If the opinion polls are right (big assumption!) then the election in Bihar is too close to call. And if indeed the voters of Bihar are still hesitant about handing out a decisive mandate, it is for one reason alone. And it has nothing to do with the complicated caste politics of the state. It is simply that Biharis are not being offered their first preference. In 2005 and 2010, Bihar handed a clear mandate to a JD(U)-BJP coalition. By most accounts, the coalition government led by Nitish Kumar, and ably assisted by Sushil Modi satisfied the electorate with their performance. Statistics suggest that Bihar registered a remarkable period of double-digit economic growth and general well being (after the jungle raj of Lalu’s RJD) under the coalition. There is little doubt that if the JD(U) and BJP were still in coalition, the mandate of 2015 would have been emphatic.
But Nitish Kumar’s giant ego came in the way. Nitish Kumar had no hesitation in praising Narendra Modi to the sky even after the Gujarat riots of 2002. But he could not bear to see a fellow Chief Minister aspire to Prime Ministerial office, not ahead of him in any case. In 2013, Nitish resurrected the ghosts of 2002 to placate his ego, and not for any ideological reasons. He could not deny Modi the nation’s highest executive office. He ended up denying himself a comfortable ride into a third term in office in Bihar (and a potentially powerful role at the Centre). And he robbed Bihar’s people of their first choice government.

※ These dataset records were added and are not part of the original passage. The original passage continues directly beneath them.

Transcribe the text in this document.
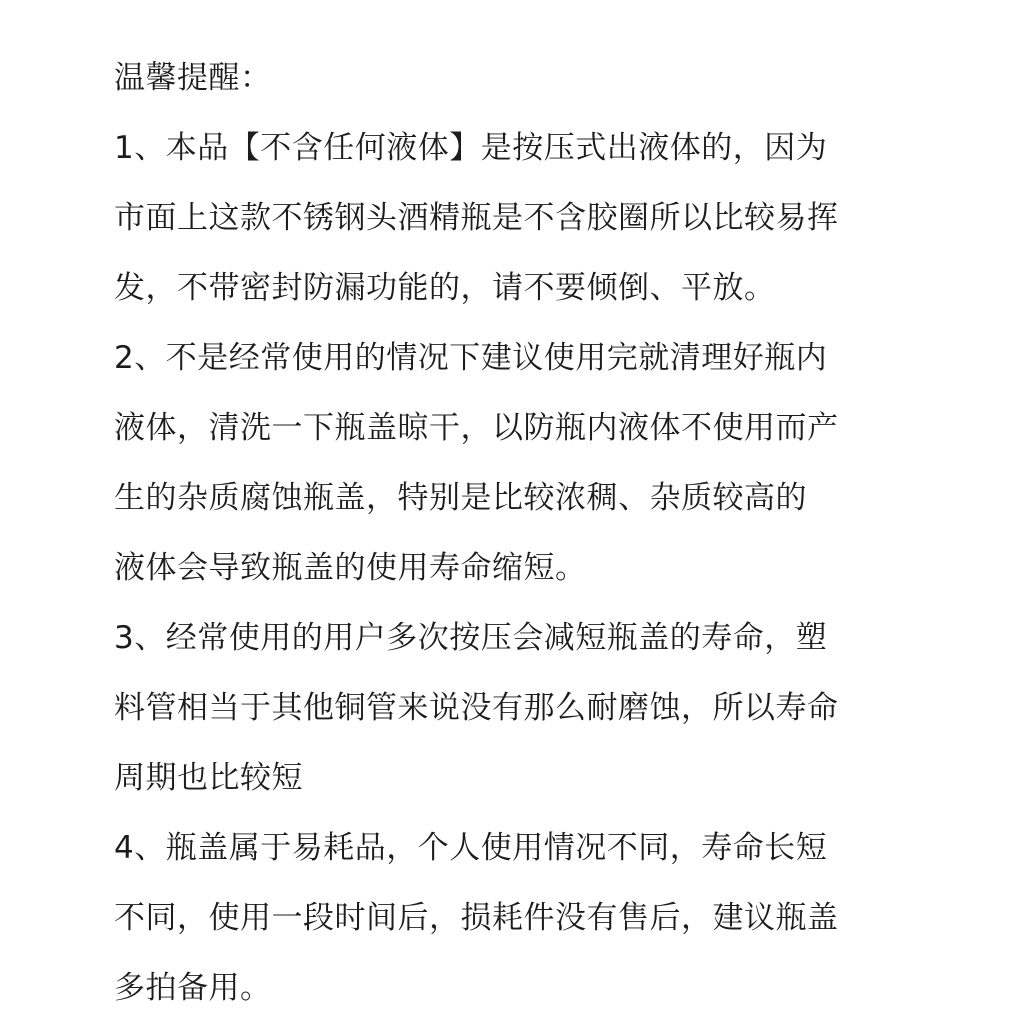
温馨提醒：
1、本品【不含任何液体】是按压式出液体的，因为
市面上这款不锈钢头酒精瓶是不含胶圈所以比较易挥
发，不带密封防漏功能的，请不要倾倒、平放。
2、不是经常使用的情况下建议使用完就清理好瓶内
液体，清洗一下瓶盖晾干，以防瓶内液体不使用而产
生的杂质腐蚀瓶盖，特别是比较浓稠、杂质较高的
液体会导致瓶盖的使用寿命缩短。
3、经常使用的用户多次按压会减短瓶盖的寿命，塑
料管相当于其他铜管来说没有那么耐磨蚀，所以寿命
周期也比较短
4、瓶盖属于易耗品，个人使用情况不同，寿命长短
不同，使用一段时间后，损耗件没有售后，建议瓶盖
多拍备用。
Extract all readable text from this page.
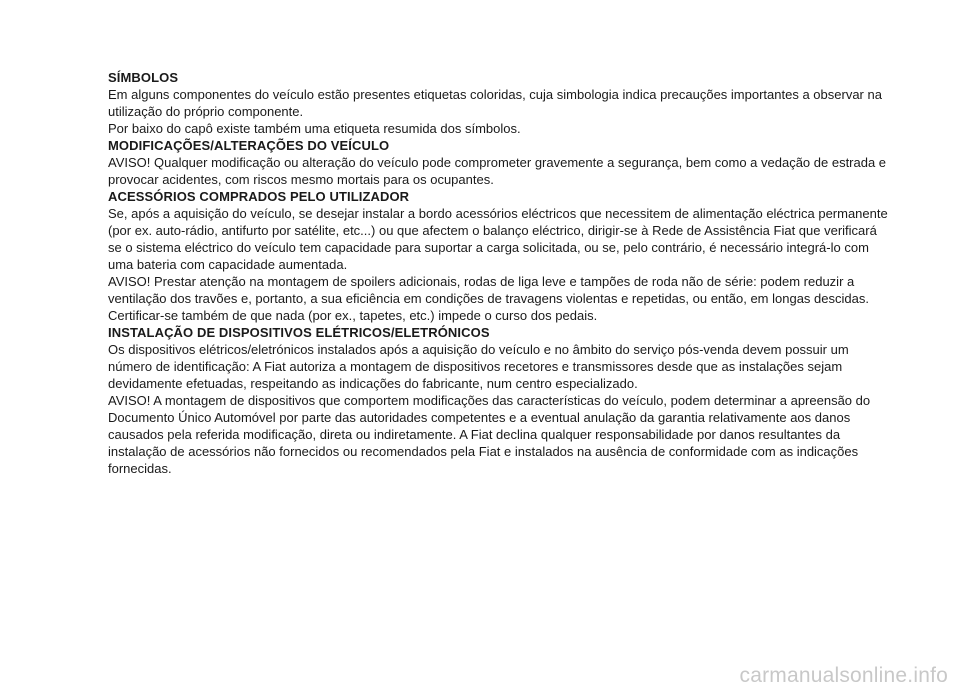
SÍMBOLOS

Em alguns componentes do veículo estão presentes etiquetas coloridas, cuja simbologia indica precauções importantes a observar na utilização do próprio componente.

Por baixo do capô existe também uma etiqueta resumida dos símbolos.

MODIFICAÇÕES/ALTERAÇÕES DO VEÍCULO

AVISO! Qualquer modificação ou alteração do veículo pode comprometer gravemente a segurança, bem como a vedação de estrada e provocar acidentes, com riscos mesmo mortais para os ocupantes.

ACESSÓRIOS COMPRADOS PELO UTILIZADOR

Se, após a aquisição do veículo, se desejar instalar a bordo acessórios eléctricos que necessitem de alimentação eléctrica permanente (por ex. auto-rádio, antifurto por satélite, etc...) ou que afectem o balanço eléctrico, dirigir-se à Rede de Assistência Fiat que verificará se o sistema eléctrico do veículo tem capacidade para suportar a carga solicitada, ou se, pelo contrário, é necessário integrá-lo com uma bateria com capacidade aumentada.

AVISO! Prestar atenção na montagem de spoilers adicionais, rodas de liga leve e tampões de roda não de série: podem reduzir a ventilação dos travões e, portanto, a sua eficiência em condições de travagens violentas e repetidas, ou então, em longas descidas. Certificar-se também de que nada (por ex., tapetes, etc.) impede o curso dos pedais.

INSTALAÇÃO DE DISPOSITIVOS ELÉTRICOS/ELETRÓNICOS

Os dispositivos elétricos/eletrónicos instalados após a aquisição do veículo e no âmbito do serviço pós-venda devem possuir um número de identificação: A Fiat autoriza a montagem de dispositivos recetores e transmissores desde que as instalações sejam devidamente efetuadas, respeitando as indicações do fabricante, num centro especializado.

AVISO! A montagem de dispositivos que comportem modificações das características do veículo, podem determinar a apreensão do Documento Único Automóvel por parte das autoridades competentes e a eventual anulação da garantia relativamente aos danos causados pela referida modificação, direta ou indiretamente. A Fiat declina qualquer responsabilidade por danos resultantes da instalação de acessórios não fornecidos ou recomendados pela Fiat e instalados na ausência de conformidade com as indicações fornecidas.

carmanualsonline.info
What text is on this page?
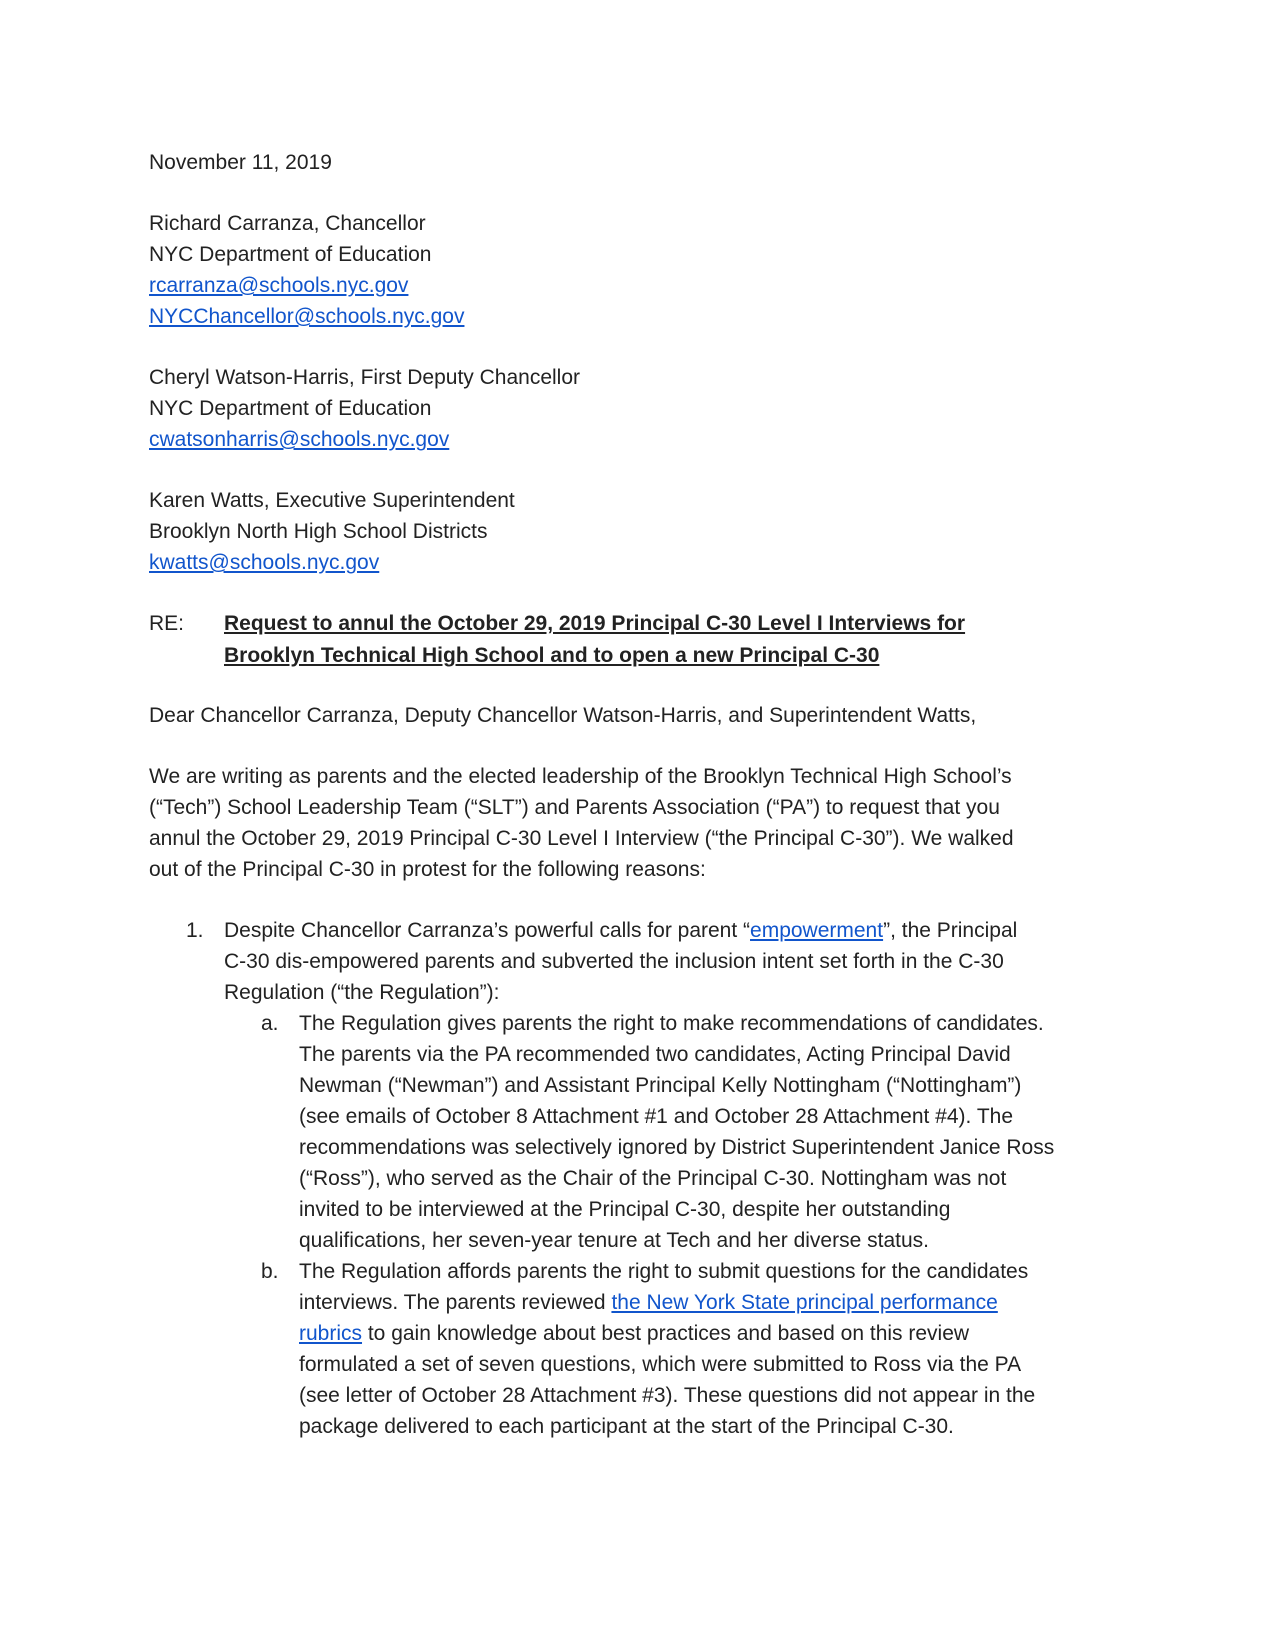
November 11, 2019
Richard Carranza, Chancellor
NYC Department of Education
rcarranza@schools.nyc.gov
NYCChancellor@schools.nyc.gov
Cheryl Watson-Harris, First Deputy Chancellor
NYC Department of Education
cwatsonharris@schools.nyc.gov
Karen Watts, Executive Superintendent
Brooklyn North High School Districts
kwatts@schools.nyc.gov
RE: Request to annul the October 29, 2019 Principal C-30 Level I Interviews for
Brooklyn Technical High School and to open a new Principal C-30
Dear Chancellor Carranza, Deputy Chancellor Watson-Harris, and Superintendent Watts,
We are writing as parents and the elected leadership of the Brooklyn Technical High School’s
(“Tech”) School Leadership Team (“SLT”) and Parents Association (“PA”) to request that you
annul the October 29, 2019 Principal C-30 Level I Interview (“the Principal C-30”). We walked
out of the Principal C-30 in protest for the following reasons:
1. Despite Chancellor Carranza’s powerful calls for parent “empowerment”, the Principal
C-30 dis-empowered parents and subverted the inclusion intent set forth in the C-30
Regulation (“the Regulation”):
a. The Regulation gives parents the right to make recommendations of candidates.
The parents via the PA recommended two candidates, Acting Principal David
Newman (“Newman”) and Assistant Principal Kelly Nottingham (“Nottingham”)
(see emails of October 8 Attachment #1 and October 28 Attachment #4). The
recommendations was selectively ignored by District Superintendent Janice Ross
(“Ross”), who served as the Chair of the Principal C-30. Nottingham was not
invited to be interviewed at the Principal C-30, despite her outstanding
qualifications, her seven-year tenure at Tech and her diverse status.
b. The Regulation affords parents the right to submit questions for the candidates
interviews. The parents reviewed the New York State principal performance
rubrics to gain knowledge about best practices and based on this review
formulated a set of seven questions, which were submitted to Ross via the PA
(see letter of October 28 Attachment #3). These questions did not appear in the
package delivered to each participant at the start of the Principal C-30.
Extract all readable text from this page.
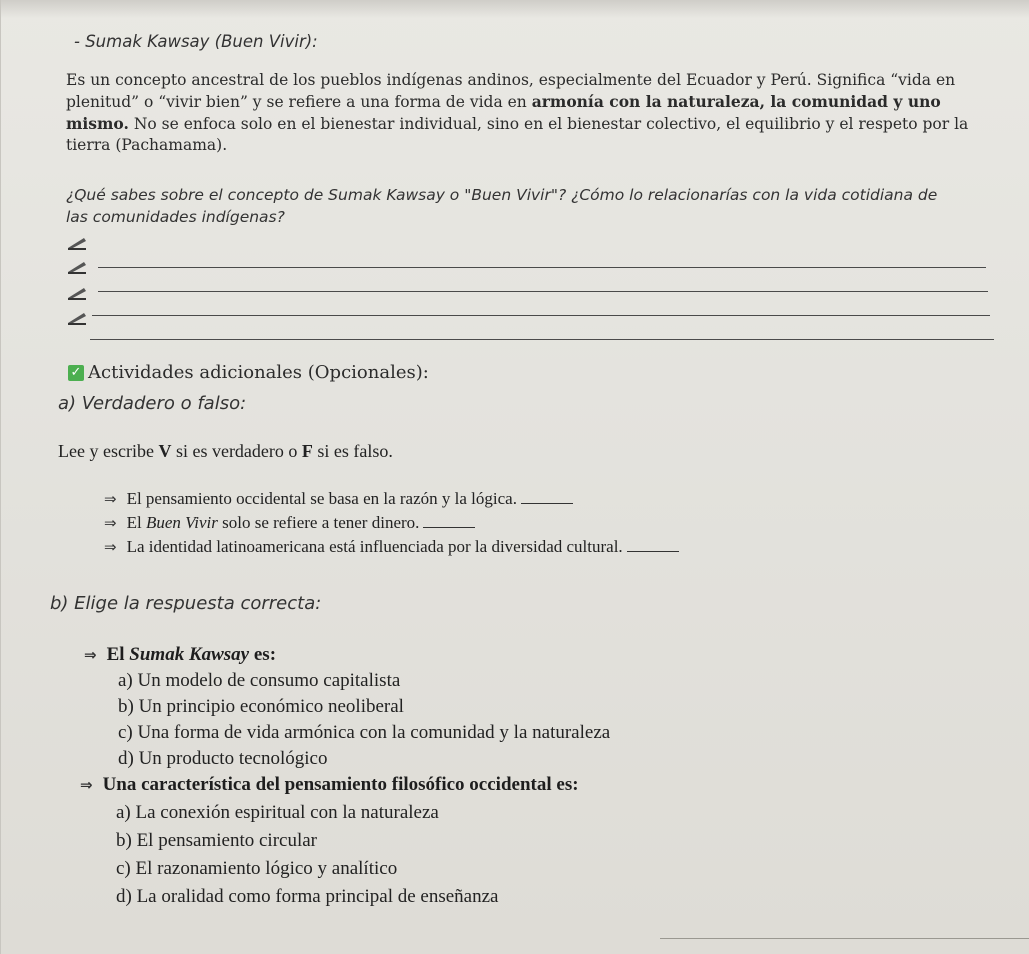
- Sumak Kawsay (Buen Vivir):

Es un concepto ancestral de los pueblos indígenas andinos, especialmente del Ecuador y Perú. Significa “vida en

plenitud” o “vivir bien” y se refiere a una forma de vida en armonía con la naturaleza, la comunidad y uno

mismo. No se enfoca solo en el bienestar individual, sino en el bienestar colectivo, el equilibrio y el respeto por la

tierra (Pachamama).

¿Qué sabes sobre el concepto de Sumak Kawsay o "Buen Vivir"? ¿Cómo lo relacionarías con la vida cotidiana de
las comunidades indígenas?
✓ Actividades adicionales (Opcionales):
a) Verdadero o falso:
Lee y escribe V si es verdadero o F si es falso.
⇒ El pensamiento occidental se basa en la razón y la lógica.
⇒ El Buen Vivir solo se refiere a tener dinero.
⇒ La identidad latinoamericana está influenciada por la diversidad cultural.
b) Elige la respuesta correcta:
⇒ El Sumak Kawsay es:
a) Un modelo de consumo capitalista
b) Un principio económico neoliberal
c) Una forma de vida armónica con la comunidad y la naturaleza
d) Un producto tecnológico
⇒ Una característica del pensamiento filosófico occidental es:
a) La conexión espiritual con la naturaleza
b) El pensamiento circular
c) El razonamiento lógico y analítico
d) La oralidad como forma principal de enseñanza
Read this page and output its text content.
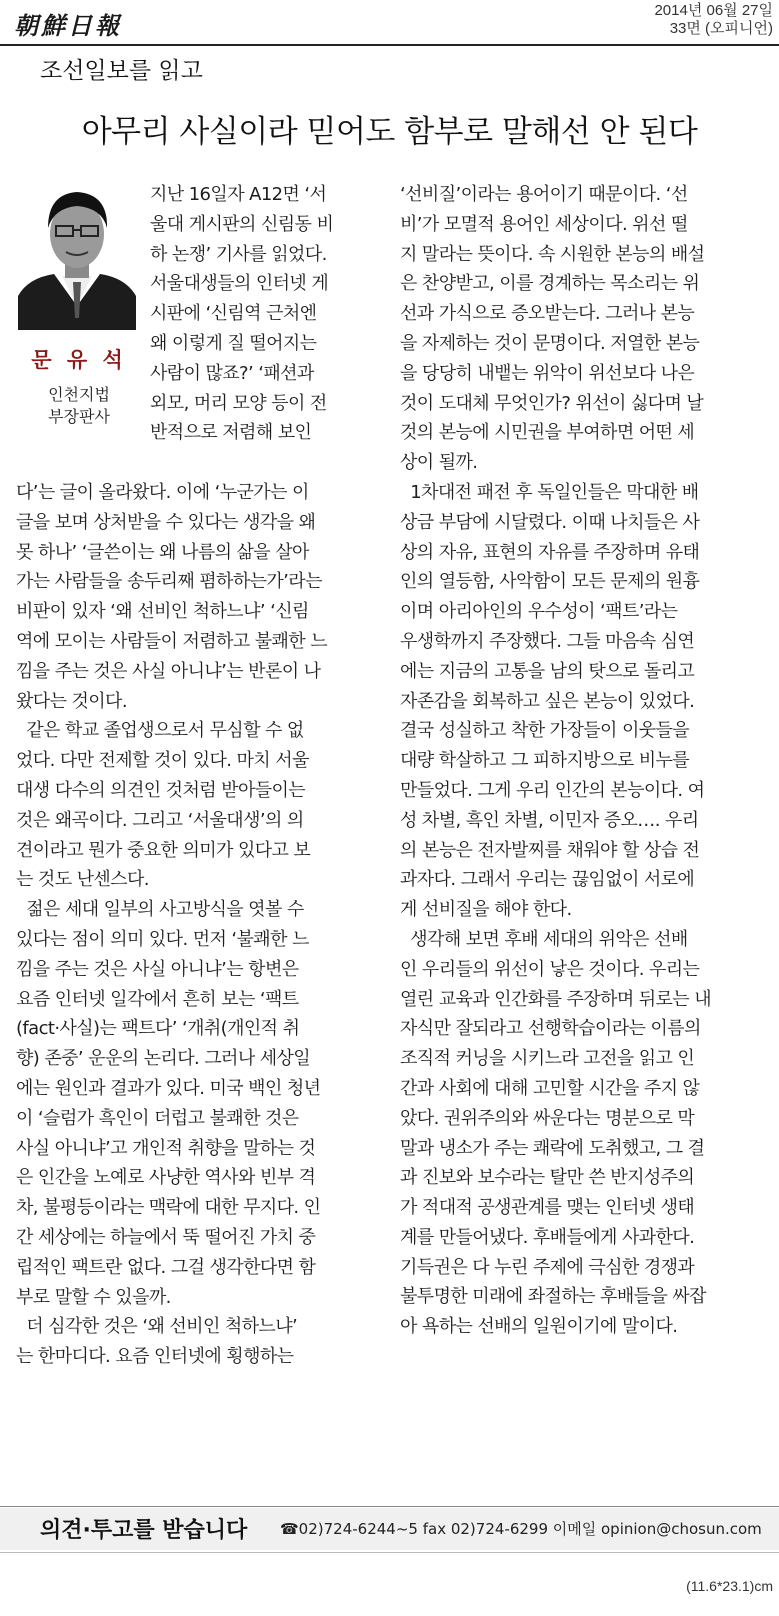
朝鮮日報
2014년 06월 27일
33면 (오피니언)
조선일보를 읽고
아무리 사실이라 믿어도 함부로 말해선 안 된다
문 유 석
인천지법
부장판사
지난 16일자 A12면 ‘서
울대 게시판의 신림동 비
하 논쟁’ 기사를 읽었다.
서울대생들의 인터넷 게
시판에 ‘신림역 근처엔
왜 이렇게 질 떨어지는
사람이 많죠?’ ‘패션과
외모, 머리 모양 등이 전
반적으로 저렴해 보인
다’는 글이 올라왔다. 이에 ‘누군가는 이
글을 보며 상처받을 수 있다는 생각을 왜
못 하나’ ‘글쓴이는 왜 나름의 삶을 살아
가는 사람들을 송두리째 폄하하는가’라는
비판이 있자 ‘왜 선비인 척하느냐’ ‘신림
역에 모이는 사람들이 저렴하고 불쾌한 느
낌을 주는 것은 사실 아니냐’는 반론이 나
왔다는 것이다.
같은 학교 졸업생으로서 무심할 수 없
었다. 다만 전제할 것이 있다. 마치 서울
대생 다수의 의견인 것처럼 받아들이는
것은 왜곡이다. 그리고 ‘서울대생’의 의
견이라고 뭔가 중요한 의미가 있다고 보
는 것도 난센스다.
젊은 세대 일부의 사고방식을 엿볼 수
있다는 점이 의미 있다. 먼저 ‘불쾌한 느
낌을 주는 것은 사실 아니냐’는 항변은
요즘 인터넷 일각에서 흔히 보는 ‘팩트
(fact·사실)는 팩트다’ ‘개취(개인적 취
향) 존중’ 운운의 논리다. 그러나 세상일
에는 원인과 결과가 있다. 미국 백인 청년
이 ‘슬럼가 흑인이 더럽고 불쾌한 것은
사실 아니냐’고 개인적 취향을 말하는 것
은 인간을 노예로 사냥한 역사와 빈부 격
차, 불평등이라는 맥락에 대한 무지다. 인
간 세상에는 하늘에서 뚝 떨어진 가치 중
립적인 팩트란 없다. 그걸 생각한다면 함
부로 말할 수 있을까.
더 심각한 것은 ‘왜 선비인 척하느냐’
는 한마디다. 요즘 인터넷에 횡행하는
‘선비질’이라는 용어이기 때문이다. ‘선
비’가 모멸적 용어인 세상이다. 위선 떨
지 말라는 뜻이다. 속 시원한 본능의 배설
은 찬양받고, 이를 경계하는 목소리는 위
선과 가식으로 증오받는다. 그러나 본능
을 자제하는 것이 문명이다. 저열한 본능
을 당당히 내뱉는 위악이 위선보다 나은
것이 도대체 무엇인가? 위선이 싫다며 날
것의 본능에 시민권을 부여하면 어떤 세
상이 될까.
1차대전 패전 후 독일인들은 막대한 배
상금 부담에 시달렸다. 이때 나치들은 사
상의 자유, 표현의 자유를 주장하며 유태
인의 열등함, 사악함이 모든 문제의 원흉
이며 아리아인의 우수성이 ‘팩트’라는
우생학까지 주장했다. 그들 마음속 심연
에는 지금의 고통을 남의 탓으로 돌리고
자존감을 회복하고 싶은 본능이 있었다.
결국 성실하고 착한 가장들이 이웃들을
대량 학살하고 그 피하지방으로 비누를
만들었다. 그게 우리 인간의 본능이다. 여
성 차별, 흑인 차별, 이민자 증오…. 우리
의 본능은 전자발찌를 채워야 할 상습 전
과자다. 그래서 우리는 끊임없이 서로에
게 선비질을 해야 한다.
생각해 보면 후배 세대의 위악은 선배
인 우리들의 위선이 낳은 것이다. 우리는
열린 교육과 인간화를 주장하며 뒤로는 내
자식만 잘되라고 선행학습이라는 이름의
조직적 커닝을 시키느라 고전을 읽고 인
간과 사회에 대해 고민할 시간을 주지 않
았다. 권위주의와 싸운다는 명분으로 막
말과 냉소가 주는 쾌락에 도취했고, 그 결
과 진보와 보수라는 탈만 쓴 반지성주의
가 적대적 공생관계를 맺는 인터넷 생태
계를 만들어냈다. 후배들에게 사과한다.
기득권은 다 누린 주제에 극심한 경쟁과
불투명한 미래에 좌절하는 후배들을 싸잡
아 욕하는 선배의 일원이기에 말이다.
의견·투고를 받습니다 ☎02)724-6244~5 fax 02)724-6299 이메일 opinion@chosun.com
(11.6*23.1)cm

The reality is that Bihar’s voters want both Nitish and Modi (Narendra and Sushil). But they have to choose. The choice is made tougher by the BJP choosing not to anoint a Chief Ministerial candidate. Narendra Modi isn’t going to govern Bihar if the BJP wins. And Nitish is a known quantity. The choice is tough because the most popular CM candidate, Nitish Kumar, has allied himself with two deeply unpopular parties, the RJD and Congress.
Perhaps, if the BJP had named the other Modi, Sushil, as CM candidate it would have had the clear edge. Perhaps if Nitish had eschewed an alliance with a corrupt and discredited Congress (if not Lalu, who still has a vote base), he would have had the edge.
This columnist would give BJP the edge. Voters in Bihar still have horrid memories of the 15 years of RJD rule, which took the state back to the dark ages. There is no doubt that Lalu would exercise enormous influence over a future Nitish government. He would likely populate it with one or more of his progeny. On the other hand, the BJP has power at the Centre for the next three and a half years. And it may make sense to voters to elect a government of the same party to extract maximum benefit. Needless to say, caste configurations will play a role, but it wouldn’t be surprising if the final say belongs to the state’s young voters, who are likely to transcend caste and community considerations when they vote. Narendra Modi still retains a strong appeal in this segment.
In the end, the stakes for Nitish Kumar are the highest. If he wins, he could become the centre of anti-BJP politics. If he loses, it could well end his political career. On 8 November, we will know the final outcome of the Bihar Chief Minister’s ego trip.